I spent July 4th at the Flora-Bama, the legendary watering hole on the Florida-Alabama line. The musicians were jamming, the booze was flowing. Americans of all shapes and sizes were floating in the warm Gulf water. I watched three men gathered around a Yeti 110 in chest-deep water amidst two foot surf for six hours without returning to shore. It was proof, as if any were ever needed that we are an indomitable people. Good luck seeing something like that on the French or Italian Riviera.
It seemed a long way from P-town, but then again it didn’t.
America is a beautiful land with a complicated history that is unique in all the history of the world. We all share a destiny as Americans.
American society is not the sum of the worst amongst us. Freedom should mean freedom for everyone. If you ever need a laugh or a refresher about tolerance in America there are worse places to start than P-town and the Flora-Bama. Anyone who gets up on a dias and tells one group of Americans to be against another group of Americans is someone who hates America.
Most Americans want a way through the madness. The overwhelming majority is fed up and sick and tired. They are the “exhausted majority” and the central unknowable question in American life is will they quit or fight.
It is hard to believe that quitting the cause of expanding freedom, opportunity and justice for the purpose of creating a more just society will be the choice of the American people, but perhaps it will be. Should it come to that —and this generation of Americans abandons pluralism and democracy for the easy lie and divisions that are being sold by venomous hustlers and cheap demagogues — the judgment of history will be brutal and unsparing from the place and time, where a future generation has the courage to rise up and reclaim the birthright and inheritance that was paid for in blood, struggle and sacrifice that their despicable ancestors gave away without a fight.
The fierceness of the extremist cause is driven by the signal reality that they are out of time and space to re-subjugate the groups that now stand equally in American life. We live in a country where Jackie Robinson’s number is retired by every team, and President Obama fulfilled the promise of the Civil Rights movement. There are no laws that eradicate hate from the heart. There is, however, a remedy for it.

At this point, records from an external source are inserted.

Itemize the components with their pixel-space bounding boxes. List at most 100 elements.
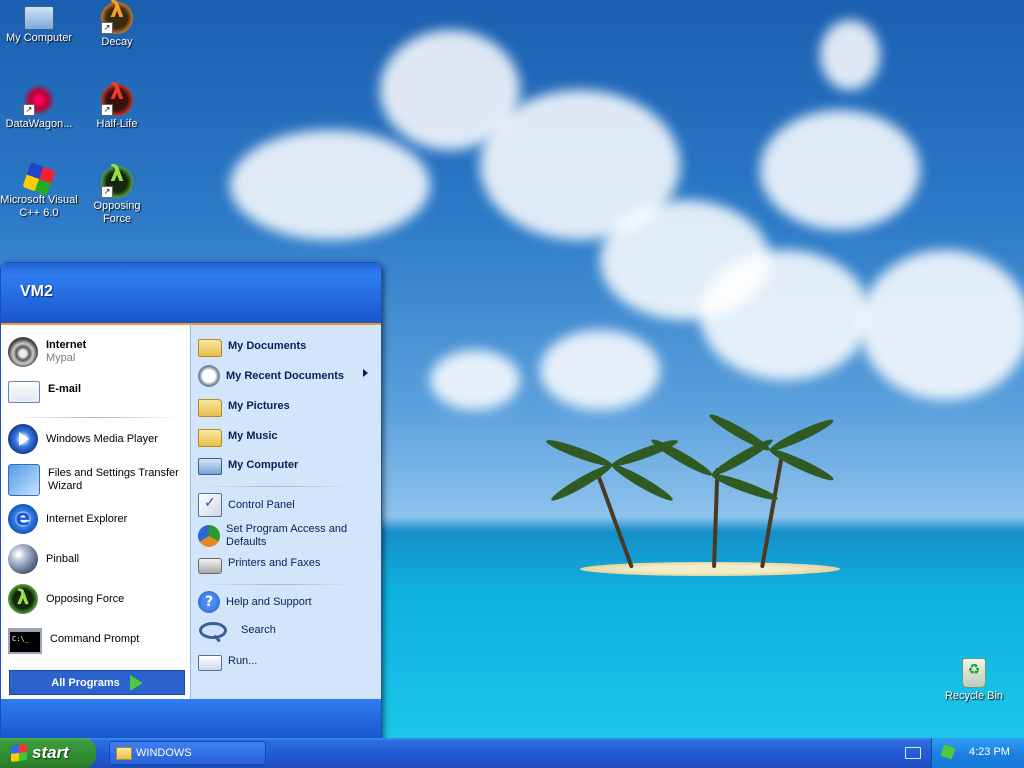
search-icon xyxy=(199,622,227,639)
transfer-wizard-icon xyxy=(8,464,40,496)
desktop-icon-label: Decay xyxy=(101,36,133,48)
half-life-icon: ↗ xyxy=(101,166,133,198)
menu-separator xyxy=(11,417,179,418)
network-icon[interactable] xyxy=(940,744,956,760)
desktop-icon-label: Opposing Force xyxy=(93,200,141,225)
palm-frond xyxy=(767,415,836,455)
start-menu-footer xyxy=(1,699,381,739)
menu-item-label: Control Panel xyxy=(228,498,295,511)
menu-item-command-prompt[interactable]: C:\_ Command Prompt xyxy=(8,624,188,654)
menu-item-label: Command Prompt xyxy=(50,632,140,645)
menu-item-printers-and-faxes[interactable]: Printers and Faxes xyxy=(198,553,374,574)
palm-frond xyxy=(609,460,676,505)
menu-item-title: E-mail xyxy=(48,383,82,395)
desktop-icon-datawagon[interactable]: ↗ DataWagon... xyxy=(0,84,78,131)
desktop-icon-visual-cpp[interactable]: Microsoft Visual C++ 6.0 xyxy=(0,162,78,220)
menu-item-search[interactable]: Search xyxy=(198,621,374,639)
desktop-icon-label: Microsoft Visual C++ 6.0 xyxy=(0,194,78,219)
shortcut-arrow-icon: ↗ xyxy=(101,186,113,198)
start-button[interactable]: start xyxy=(0,738,96,768)
menu-item-transfer-wizard[interactable]: Files and Settings Transfer Wizard xyxy=(8,464,188,496)
desktop-icon-decay[interactable]: ↗ Decay xyxy=(78,2,156,49)
wallpaper-cloud xyxy=(540,330,660,410)
menu-item-label: Files and Settings Transfer Wizard xyxy=(48,467,179,492)
menu-item-internet-explorer[interactable]: Internet Explorer xyxy=(8,504,188,534)
start-menu-header: VM2 xyxy=(1,263,381,325)
windows-flag-icon xyxy=(11,744,27,762)
start-label: start xyxy=(32,743,69,762)
desktop-icon-half-life[interactable]: ↗ Half-Life xyxy=(78,84,156,131)
visual-cpp-icon xyxy=(22,162,56,196)
menu-item-internet[interactable]: Internet Mypal xyxy=(8,337,188,367)
wallpaper-cloud xyxy=(700,250,870,380)
palm-frond xyxy=(648,435,715,480)
wallpaper-island xyxy=(580,562,840,576)
clock[interactable]: 4:23 PM xyxy=(969,746,1010,758)
menu-item-set-program-access[interactable]: Set Program Access and Defaults xyxy=(198,523,374,549)
desktop-icon-label: Half-Life xyxy=(96,118,138,130)
green-arrow-icon xyxy=(129,674,143,691)
folder-icon xyxy=(198,429,222,447)
menu-item-label: My Documents xyxy=(228,339,307,352)
shortcut-arrow-icon: ↗ xyxy=(101,104,113,116)
keyboard-icon[interactable] xyxy=(905,747,921,759)
user-name: VM2 xyxy=(20,283,53,300)
menu-item-my-computer[interactable]: My Computer xyxy=(198,455,374,475)
taskbar-item-windows[interactable]: WINDOWS xyxy=(109,741,266,765)
folder-icon xyxy=(116,746,132,760)
palm-trunk xyxy=(712,467,720,569)
menu-item-email[interactable]: E-mail xyxy=(8,376,188,403)
menu-item-label: Opposing Force xyxy=(46,592,125,605)
shortcut-arrow-icon: ↗ xyxy=(23,104,35,116)
pinball-icon xyxy=(8,544,38,574)
mail-icon xyxy=(8,381,40,403)
shortcut-arrow-icon: ↗ xyxy=(101,22,113,34)
menu-item-my-pictures[interactable]: My Pictures xyxy=(198,395,374,417)
menu-item-label: Run... xyxy=(228,654,258,667)
folder-icon xyxy=(198,399,222,417)
menu-item-help-and-support[interactable]: ? Help and Support xyxy=(198,591,374,613)
menu-item-opposing-force[interactable]: Opposing Force xyxy=(8,584,188,614)
desktop-icon-recycle-bin[interactable]: Recycle Bin xyxy=(935,658,1013,703)
menu-item-label: My Recent Documents xyxy=(226,369,344,382)
taskbar-item-label: WINDOWS xyxy=(136,747,192,759)
taskbar: start WINDOWS 4:23 PM xyxy=(0,738,1024,768)
all-programs-button[interactable]: All Programs xyxy=(9,670,185,695)
desktop-icon-label: DataWagon... xyxy=(5,118,73,130)
menu-item-run[interactable]: Run... xyxy=(198,651,374,671)
printer-icon xyxy=(198,558,222,574)
palm-frond xyxy=(710,470,780,504)
menu-item-label: Search xyxy=(241,623,276,636)
menu-item-my-recent-documents[interactable]: My Recent Documents xyxy=(198,365,374,387)
menu-item-pinball[interactable]: Pinball xyxy=(8,544,188,574)
menu-item-label: Set Program Access and Defaults xyxy=(226,523,348,548)
menu-item-my-music[interactable]: My Music xyxy=(198,425,374,447)
palm-frond xyxy=(544,436,614,470)
desktop-icon-my-computer[interactable]: My Computer xyxy=(0,2,78,45)
desktop-icon-label: Recycle Bin xyxy=(944,690,1004,702)
start-menu: VM2 Internet Mypal E-mail Windows Media … xyxy=(0,262,382,740)
program-access-icon xyxy=(198,525,220,547)
system-tray: 4:23 PM xyxy=(931,738,1024,768)
wallpaper-cloud xyxy=(820,20,880,90)
half-life-icon: ↗ xyxy=(101,84,133,116)
media-player-icon xyxy=(8,424,38,454)
menu-item-my-documents[interactable]: My Documents xyxy=(198,335,374,357)
recycle-bin-icon xyxy=(962,658,986,688)
menu-item-control-panel[interactable]: Control Panel xyxy=(198,493,374,517)
menu-item-label: My Music xyxy=(228,429,278,442)
all-programs-label: All Programs xyxy=(51,676,120,689)
datawagon-icon: ↗ xyxy=(23,84,55,116)
wallpaper-cloud xyxy=(430,350,520,410)
menu-item-windows-media-player[interactable]: Windows Media Player xyxy=(8,424,188,454)
desktop-icon-opposing-force[interactable]: ↗ Opposing Force xyxy=(78,166,156,226)
desktop-icon-label: My Computer xyxy=(5,32,73,44)
wallpaper-cloud xyxy=(860,250,1024,400)
submenu-arrow-icon xyxy=(363,369,368,377)
menu-separator xyxy=(201,584,353,585)
menu-item-subtitle: Mypal xyxy=(46,352,76,364)
wallpaper-cloud xyxy=(760,110,920,230)
ie-icon xyxy=(8,504,38,534)
palm-frond xyxy=(706,410,773,455)
menu-item-label: Help and Support xyxy=(226,595,312,608)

Laughter. It is hard to hate people with whom you laugh, sing and drink. Thank you, Ms. Richfield 1981, for the memories and the reminder. I hope they will give you a shot at the Flora-Bama. We are all Americans after all, and the people dressed in red, white and blue.
I needed this today.
So glad Steve takes time to share his thoughts with us.
I don't have to count on Twitter or msnbc to hear his views any longer. 🤩🇺🇸🇺🇸🇺🇸
Nailed it Steve, I wondered where you were going with it with the first photo, but as I read along, bam bam bam, you hit every point, or most anyway, much like an AR15 can, but only this time in a way that does not bring harm but reflects the wonder, uniqueness, and potential of our diversity. We are all in the boat together, (reflecting on the Mayflower), the rising tide of our combined knowledge will lift us all, it makes no sense to demonize the person helping lift the sail, much of America seems to be wearing blinders to that fact and we have lost so many opportunities because of it. The mosaic of our diversity is indeed a wonder to behold.